Recently I posted the free iPhone development course offered by Stanford University. Are you really passionate to develop your own iPhone app and release it to public? Are you planning to devote a large amount of time to learn iPhone programming from the ground up? You probably need to give up your free time and stay away from TV but learn iPhone programming. Are you well-prepared for that?

I think it’s really tough for those without any programming experience to grasp iPhone development in a short period of time. You’ll need to learn about Object-oriented concept, Objective C and iPhone SDK in order to build an iPhone app. There are a lot to learn and pick up. But, again, there is nothing can stop you from learning and building your own iPhone app. If your answers to the above questions are all positive and you’re very determined to learn, I’m sure I’ll soon see your iPhone app debuted on App Store.
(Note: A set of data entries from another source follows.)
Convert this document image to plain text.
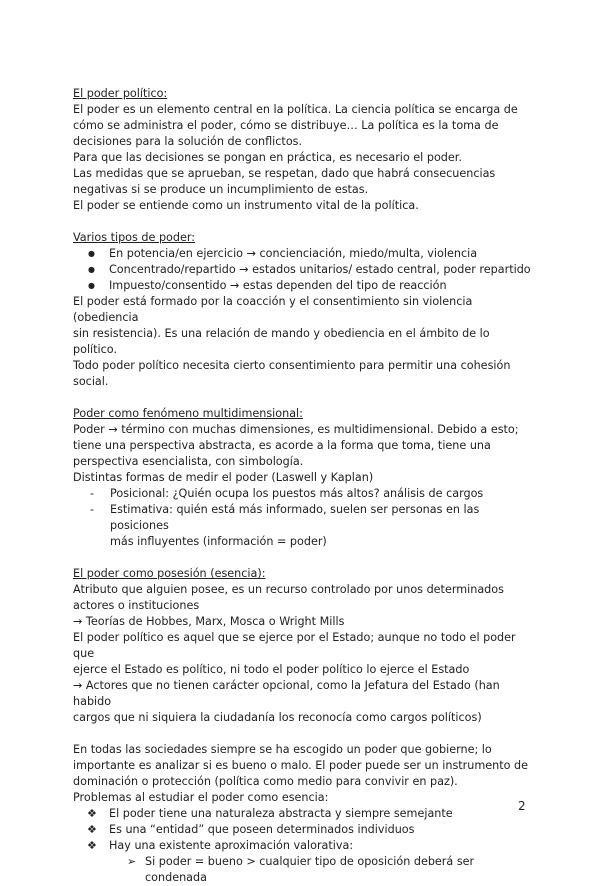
El poder político:

El poder es un elemento central en la política. La ciencia política se encarga de

cómo se administra el poder, cómo se distribuye… La política es la toma de

decisiones para la solución de conflictos.

Para que las decisiones se pongan en práctica, es necesario el poder.

Las medidas que se aprueban, se respetan, dado que habrá consecuencias

negativas si se produce un incumplimiento de estas.

El poder se entiende como un instrumento vital de la política.

Varios tipos de poder:

● En potencia/en ejercicio → concienciación, miedo/multa, violencia
● Concentrado/repartido → estados unitarios/ estado central, poder repartido
● Impuesto/consentido → estas dependen del tipo de reacción

El poder está formado por la coacción y el consentimiento sin violencia (obediencia

sin resistencia). Es una relación de mando y obediencia en el ámbito de lo político.

Todo poder político necesita cierto consentimiento para permitir una cohesión

social.

Poder como fenómeno multidimensional:

Poder → término con muchas dimensiones, es multidimensional. Debido a esto;

tiene una perspectiva abstracta, es acorde a la forma que toma, tiene una

perspectiva esencialista, con simbología.

Distintas formas de medir el poder (Laswell y Kaplan)

- Posicional: ¿Quién ocupa los puestos más altos? análisis de cargos
- Estimativa: quién está más informado, suelen ser personas en las posiciones

más influyentes (información = poder)

El poder como posesión (esencia):

Atributo que alguien posee, es un recurso controlado por unos determinados

actores o instituciones

→ Teorías de Hobbes, Marx, Mosca o Wright Mills

El poder político es aquel que se ejerce por el Estado; aunque no todo el poder que

ejerce el Estado es político, ni todo el poder político lo ejerce el Estado

→ Actores que no tienen carácter opcional, como la Jefatura del Estado (han habido

cargos que ni siquiera la ciudadanía los reconocía como cargos políticos)

En todas las sociedades siempre se ha escogido un poder que gobierne; lo

importante es analizar si es bueno o malo. El poder puede ser un instrumento de

dominación o protección (política como medio para convivir en paz).

Problemas al estudiar el poder como esencia:

❖ El poder tiene una naturaleza abstracta y siempre semejante
❖ Es una “entidad” que poseen determinados individuos
❖ Hay una existente aproximación valorativa:
➢ Si poder = bueno > cualquier tipo de oposición deberá ser condenada
2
Still can’t believe you can do it. Recently, SFGate published a great and inspiring article titled "Programming newbies make apps for iphone". Part of the article covered a story of a jewelry manager, who is absolutely a programming newbie, is now studying and developing a travel organizer for iPhone.

Lauren Bernsen, a 25-year-old Nordstrom jewelry manager, had never written a line of computer code - that is, until the iPhone came along. Now the Palo Alto resident spends many nights bathed in the blue light of her computer screen creating her first iPhone application, a travel organizer program.

So, if you’re determined to study iPhone programming, here are a few resources that I can offer to you guys:

1. Introduction to Objective-C 2.0 Programming Language
2. Free iPhone Development Course from Stanford University
3. A great iPhone development handbook - Beginning iPhone Development
4. 100 Free Courses & Tutorials for Aspiring iPhone App Developers

Remember there is nothing to deter you from learning and get things done if you’re really passionate about it. Let me borrow a quote from the “Last Lecture” professor to end this post…

“Brick walls are there for a reason: they let us prove how badly we want things.” - Professor Randy Pausch.